To model the renal impairment, renal secretion was decreased in proportion to the impaired GFR, based on the “intact nephron hypothesis”, which postulates that structurally damaged nephrons stop contributing to both passive renal filtration and active secretion, and that the remaining intact nephrons continue to function in glomerulo-tubular balance with appropriate adaptation to the patient’s needs [
35]. This hypothesis has been successfully applied in previous PBPK analyses of renal impairment [
36,
42,
45,
46]. The inhibition of liver drug uptake by uremic toxins in renal impairment has been postulated by Zhao et al. [
38], based on the fact that the clearance of many nonrenally eliminated drugs is decreased in CKD, and based on their PBPK analysis of repaglinide in CKD4.

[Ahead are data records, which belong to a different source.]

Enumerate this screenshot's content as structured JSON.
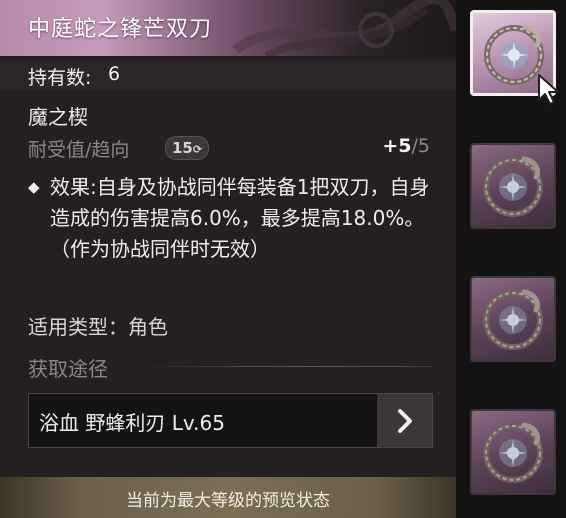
{
  "tooltip": {
    "title": "中庭蛇之锋芒双刀",
    "count_label": "持有数:",
    "count_value": "6",
    "subtitle": "魔之楔",
    "stat_label": "耐受值/趋向",
    "stat_badge": "15",
    "stat_value_current": "+5",
    "stat_value_max": "/5",
    "effect_text": "效果:自身及协战同伴每装备1把双刀，自身造成的伤害提高6.0%，最多提高18.0%。（作为协战同伴时无效）",
    "type_label": "适用类型：角色",
    "obtain_label": "获取途径",
    "source_text": "浴血 野蜂利刃 Lv.65",
    "footer_text": "当前为最大等级的预览状态"
  },
  "icons": {
    "item": "ouroboros-sigil-icon",
    "arrow": "chevron-right-icon",
    "bullet": "diamond-bullet-icon",
    "cursor": "mouse-cursor-icon"
  },
  "slots": [
    {
      "selected": true
    },
    {
      "selected": false
    },
    {
      "selected": false
    },
    {
      "selected": false
    }
  ],
  "colors": {
    "header_accent": "#c79bbb",
    "slot_bg": "#5a4156",
    "footer_bar": "#7a6e55"
  }
}
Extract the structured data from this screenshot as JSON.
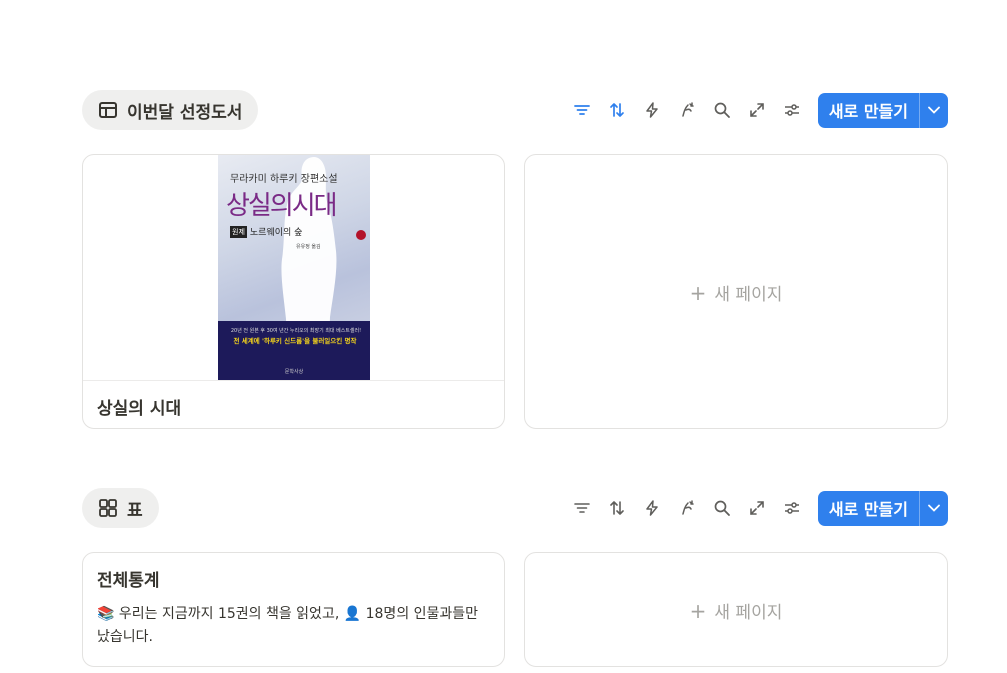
{
  "sections": [
    {
      "view_name": "이번달 선정도서",
      "view_icon": "table-layout-icon",
      "new_button_label": "새로 만들기",
      "accent": "#2f80ed",
      "toolbar_icons": [
        "filter-icon",
        "sort-icon",
        "lightning-icon",
        "ai-pen-icon",
        "search-icon",
        "expand-icon",
        "settings-icon"
      ],
      "cards": [
        {
          "title": "상실의 시대",
          "cover": {
            "author_line": "무라카미 하루키 장편소설",
            "big_title": "상실의시대",
            "badge": "원제",
            "subtitle": "노르웨이의 숲",
            "translator": "유유정 옮김",
            "tagline": "20년 전 원본 후 30여 년간 누리오의 최장기 최대 베스트셀러!",
            "headline": "전 세계에 '하루키 신드롬'을 불러일으킨 명작",
            "publisher": "문학사상"
          }
        }
      ],
      "new_page_label": "새 페이지"
    },
    {
      "view_name": "표",
      "view_icon": "gallery-grid-icon",
      "new_button_label": "새로 만들기",
      "toolbar_icons": [
        "filter-icon",
        "sort-icon",
        "lightning-icon",
        "ai-pen-icon",
        "search-icon",
        "expand-icon",
        "settings-icon"
      ],
      "cards": [
        {
          "title": "전체통계",
          "desc_books_emoji": "📚",
          "desc_text_1": " 우리는 지금까지 15권의 책을 읽었고, ",
          "desc_person_emoji": "👤",
          "desc_text_2": " 18명의 인물과들만났습니다."
        }
      ],
      "new_page_label": "새 페이지"
    }
  ]
}
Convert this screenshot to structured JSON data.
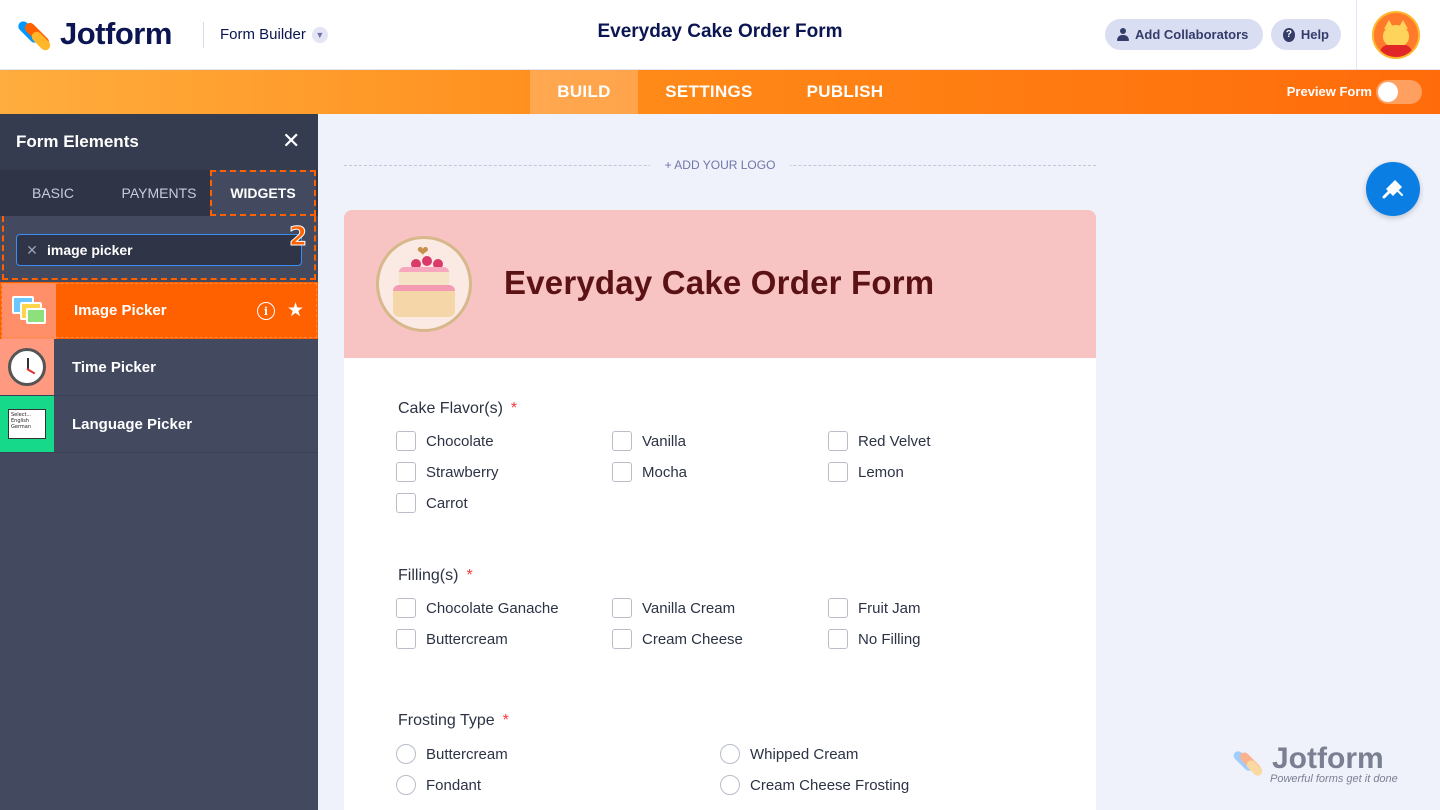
{
  "header": {
    "brand": "Jotform",
    "builder_label": "Form Builder",
    "title": "Everyday Cake Order Form",
    "add_collaborators": "Add Collaborators",
    "help": "Help"
  },
  "nav": {
    "tabs": [
      "BUILD",
      "SETTINGS",
      "PUBLISH"
    ],
    "active": "BUILD",
    "preview_label": "Preview Form",
    "preview_on": false
  },
  "sidebar": {
    "title": "Form Elements",
    "tabs": [
      "BASIC",
      "PAYMENTS",
      "WIDGETS"
    ],
    "active_tab": "WIDGETS",
    "search_value": "image picker",
    "step_marker": "2",
    "items": [
      {
        "label": "Image Picker",
        "icon": "image-gallery-icon",
        "active": true
      },
      {
        "label": "Time Picker",
        "icon": "clock-icon",
        "active": false
      },
      {
        "label": "Language Picker",
        "icon": "language-select-icon",
        "active": false
      }
    ],
    "lang_thumb_lines": [
      "Select...",
      "English",
      "German"
    ]
  },
  "canvas": {
    "add_logo": "+ ADD YOUR LOGO",
    "form_title": "Everyday Cake Order Form",
    "questions": [
      {
        "label": "Cake Flavor(s)",
        "required": "*",
        "type": "checkbox",
        "options": [
          "Chocolate",
          "Vanilla",
          "Red Velvet",
          "Strawberry",
          "Mocha",
          "Lemon",
          "Carrot"
        ]
      },
      {
        "label": "Filling(s)",
        "required": "*",
        "type": "checkbox",
        "options": [
          "Chocolate Ganache",
          "Vanilla Cream",
          "Fruit Jam",
          "Buttercream",
          "Cream Cheese",
          "No Filling"
        ]
      },
      {
        "label": "Frosting Type",
        "required": "*",
        "type": "radio",
        "options": [
          "Buttercream",
          "Whipped Cream",
          "Fondant",
          "Cream Cheese Frosting"
        ]
      }
    ]
  },
  "watermark": {
    "brand": "Jotform",
    "tagline": "Powerful forms get it done"
  },
  "colors": {
    "orange": "#ff6100",
    "navy": "#0a1551",
    "sidebar": "#434a60",
    "header_pink": "#f7c3c3",
    "title_maroon": "#5b1215",
    "blue": "#0b7ee3"
  }
}
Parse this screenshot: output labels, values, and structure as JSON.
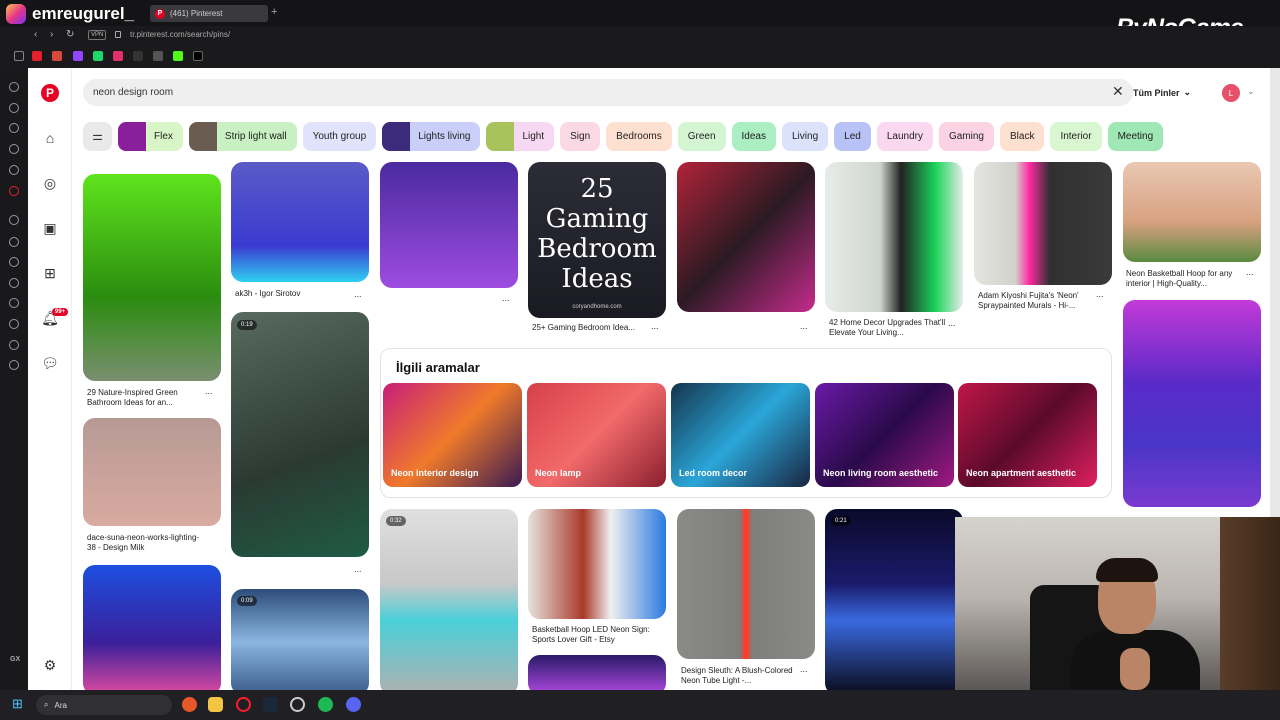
{
  "stream": {
    "channel": "emreugurel_",
    "overlay_brand": "ByNoGame"
  },
  "browser": {
    "tab_title": "(461) Pinterest",
    "new_tab": "+",
    "vpn": "VPN",
    "url": "tr.pinterest.com/search/pins/"
  },
  "pinterest": {
    "logo": "P",
    "search": {
      "value": "neon design room",
      "clear": "✕"
    },
    "filter_select": {
      "label": "Tüm Pinler",
      "chevron": "⌄"
    },
    "avatar": "L",
    "notifications_badge": "99+",
    "chips": [
      {
        "label": "Flex",
        "bg": "#d9f6c8",
        "thumb": "#8a1f9c"
      },
      {
        "label": "Strip light wall",
        "bg": "#c9f0c2",
        "thumb": "#6a5c50"
      },
      {
        "label": "Youth group",
        "bg": "#e0e3fb",
        "thumb": ""
      },
      {
        "label": "Lights living",
        "bg": "#c9cff8",
        "thumb": "#3c2a7a"
      },
      {
        "label": "Light",
        "bg": "#f7d8f3",
        "thumb": "#a9c35c"
      },
      {
        "label": "Sign",
        "bg": "#fbd9e4",
        "thumb": ""
      },
      {
        "label": "Bedrooms",
        "bg": "#fde0cf",
        "thumb": ""
      },
      {
        "label": "Green",
        "bg": "#d4f5d2",
        "thumb": ""
      },
      {
        "label": "Ideas",
        "bg": "#aaeec2",
        "thumb": ""
      },
      {
        "label": "Living",
        "bg": "#dde2fb",
        "thumb": ""
      },
      {
        "label": "Led",
        "bg": "#b8c2f7",
        "thumb": ""
      },
      {
        "label": "Laundry",
        "bg": "#f9d8f0",
        "thumb": ""
      },
      {
        "label": "Gaming",
        "bg": "#fbd3e2",
        "thumb": ""
      },
      {
        "label": "Black",
        "bg": "#fde0cf",
        "thumb": ""
      },
      {
        "label": "Interior",
        "bg": "#d8f6cf",
        "thumb": ""
      },
      {
        "label": "Meeting",
        "bg": "#9fe8b6",
        "thumb": ""
      }
    ],
    "pins": {
      "green_bathroom": "29 Nature-Inspired Green Bathroom Ideas for an...",
      "igor": "ak3h - Igor Sirotov",
      "gaming_bedroom": "25+ Gaming Bedroom Idea...",
      "home_decor": "42 Home Decor Upgrades That'll Elevate Your Living...",
      "fujita": "Adam Kiyoshi Fujita's 'Neon' Spraypainted Murals - Hi-...",
      "basketball_top": "Neon Basketball Hoop for any interior | High-Quality...",
      "dace": "dace-suna-neon-works-lighting-38 - Design Milk",
      "basketball_etsy": "Basketball Hoop LED Neon Sign: Sports Lover Gift - Etsy",
      "sleuth": "Design Sleuth: A Blush-Colored Neon Tube Light -...",
      "gaming_text_line1": "25",
      "gaming_text_line2": "Gaming",
      "gaming_text_line3": "Bedroom",
      "gaming_text_line4": "Ideas",
      "gaming_site": "coryandhome.com",
      "dots": "...",
      "dur_1": "0:19",
      "dur_2": "0:09",
      "dur_3": "0:32",
      "dur_4": "0:21"
    },
    "related": {
      "title": "İlgili aramalar",
      "items": [
        "Neon interior design",
        "Neon lamp",
        "Led room decor",
        "Neon living room aesthetic",
        "Neon apartment aesthetic"
      ]
    }
  },
  "taskbar": {
    "search": "Ara"
  },
  "gx": {
    "label": "GX"
  }
}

We used an empirical approach to model the inhibition of liver and muscle uptake as a function of the degree of renal impairment. The inhibition of the basolateral intestinal permeability/transport in CKD is purely hypothetical, but was essential to describe the shape and elimination phase of the clinically observed data. The induction of OCT2 and MATE1 was demonstrated in hyperuricemic rats [
40]. To confirm and refine these hypotheses, in-vitro studies of OCT1 and PMAT inhibition by uremic solutes are needed, to identify the toxins involved and to assess their inhibitory potential; the expression and role of transporters at the basolateral membrane of the intestinal mucosa has to be investigated; and the clinical relevance of OCT2 and MATE1 induction by uric acid in humans needs to be established.
Future applications include the modeling of further DGIs and DDIs, and ultimately, the individualized dose recommendation for real patients with multiple polymorphisms, co-medications, and co-morbidities. Although the effects of some of these interactions do not reach statistical significance in the blood, their impact on kidney or liver concentrations might well be substantial and of therapeutic relevance. The model application with the most immediate medical benefit is the generation of dose recommendations for renally impaired patients with T2DM. Chronic kidney disease is a frequent co-morbidity, but physicians are reluctant to prescribe metformin to patients with reduced renal function because of the contraindication given in most guidelines and fear of lactic acidosis caused by metformin accumulation [
47]. These contraindications are based solely on the estimated GFR of the patient, even though for patients with stable renal disease, a dose adjustment based on renal function, with monitoring of the metformin plasma concentrations, would be perfectly feasible. A reduced dose of 500 mg metformin daily was reported to be safe for creatinine clearances as low as 20 mL/min [
48] and in a group of CKD4 patients [
12], which is in line with the presented model-based recommendation of 200 mg three times daily for CKD4 patients with T2DM.